An early slide in the dollar pushed gold prices to a new record Wednesday and gave other metals a boost.
December gold futures rose as high as $1,119.10 an ounce on the New York Mercantile Exchange Wednesday, before settling up $12.10 at $1,114.60.
Gold rose as the ICE Futures US dollar index, a measure of the dollar against other currencies, retreated to its lowest level since August 2008. The dollar later recovered some of its losses and moved slightly higher, but its rise had little effect on gold prices.
Gold and other commodities have benefited from a steady weakening of the U.S. currency this year. The Federal Reserve's rock-bottom interest rates have encouraged investors to park their money in anything but cash, driving prices for stocks, commodities and bonds higher.
Many analysts say the only threats to a continued rally in gold are higher interest rates or a significantly stronger dollar, both of which are unlikely anytime soon.
Several Federal Reserve officials reaffirmed late Tuesday that the central bank will keep interest rates low for an extended period to support the economic recovery. However some analysts believe gold's rally could be due for a pullback.
"While I don't see the Fed instigating an aggressive rate hike this year, the fact that you haven't had a correction of any kind in the market is worrisome," said Jon Nadler, senior analyst at Kitco Metals Inc.
Other metals continued to follow gold's upward march.
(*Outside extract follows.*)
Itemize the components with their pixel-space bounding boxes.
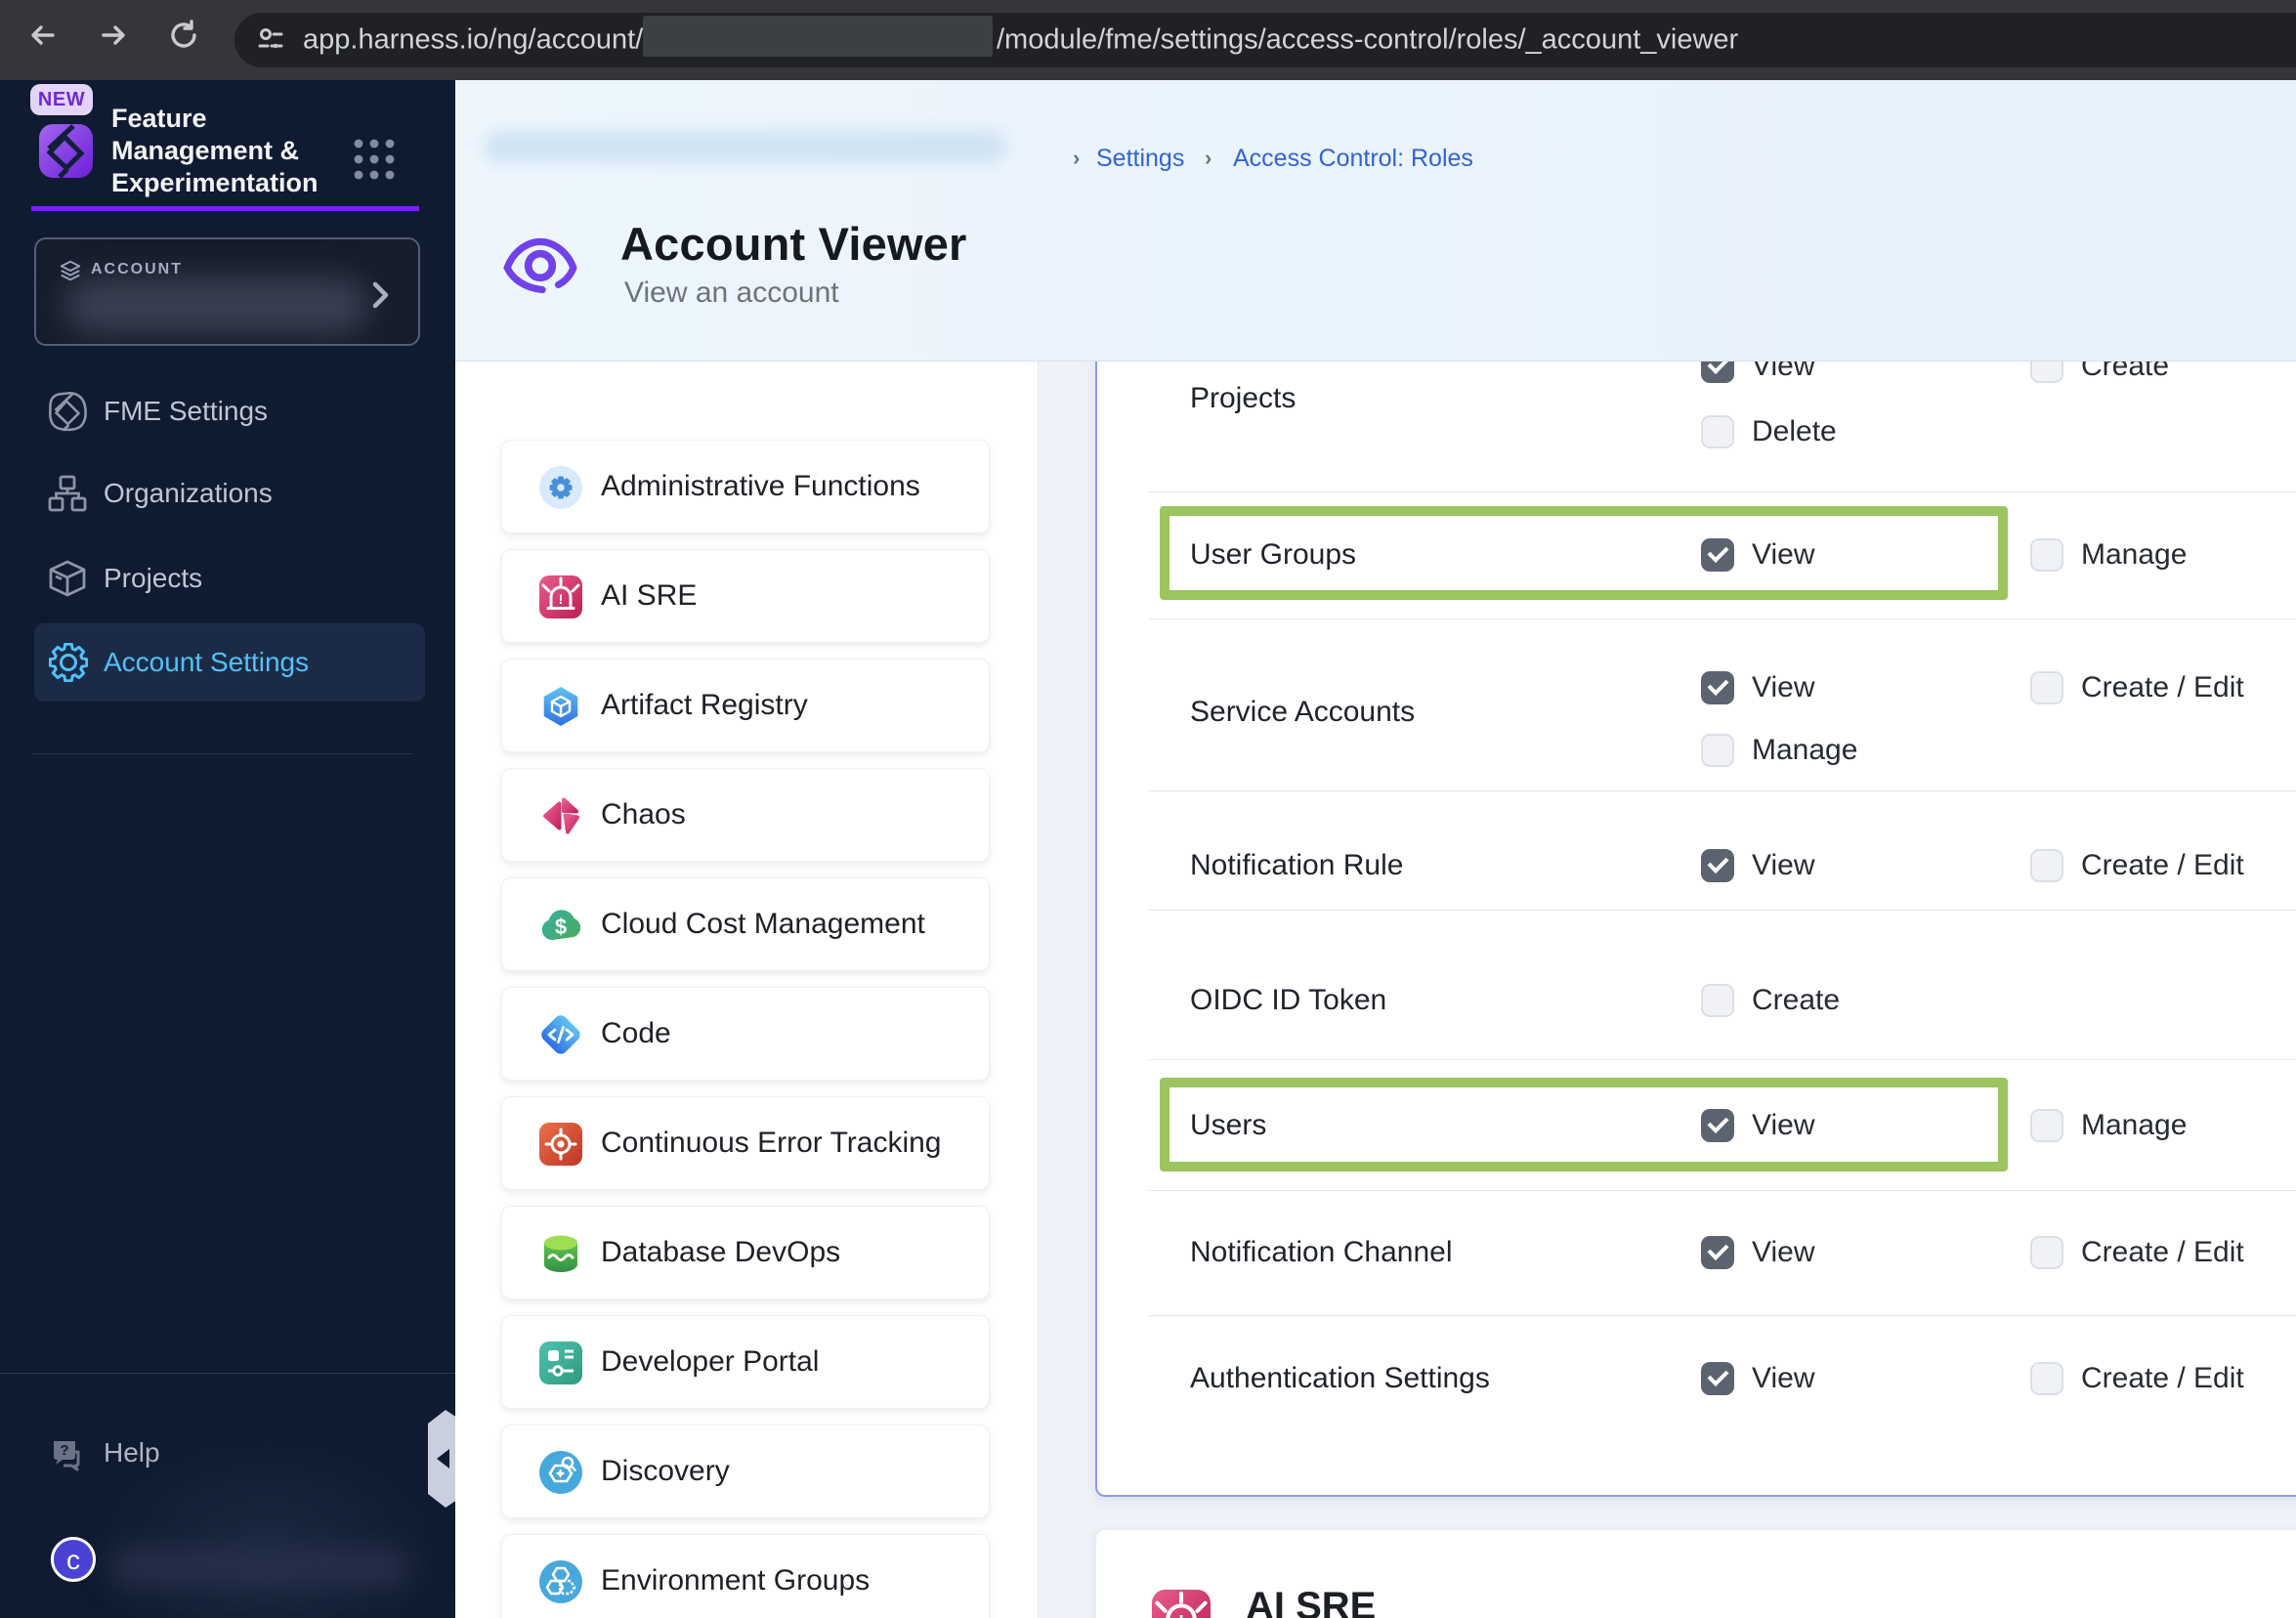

December silver jumped 31.5 cents to $17.537 an ounce, while December platinum rose $18.40 to $1,366.40 an ounce. Palladium rose 3 percent.
Among industrial metals, December copper futures rose less than 1 cent to $2.966 a pound.
Energy prices got a boost after OPEC said the world would consume more crude in 2010 than previously forecast.
The Organization of Petroleum Exporting Countries revised its previous estimates for global oil demand growth to 750,000 barrels per day, up 50,000 barrels a day from last month's estimate.
Light, sweet crude for December delivery added 23 cents to $79.28 a barrel.
In other Nymex trading, gasoline futures rose 1.53 cents to $1.9927 a gallon, while heating oil futures rose 0.35 cent to $2.0558 a gallon.
On the Chicago Board of Trade, December wheat futures rose 8.75 cents to $5.3175 a bushel, while December corn slipped less than a penny to $3.94 a bushel.
January soybeans added 4 cents to $9.72 a bushel.
Among other soft commodities, December cocoa jumped $63 to $3,152 a ton. January sugar added 0.78 cent to 22.10 cents a pound.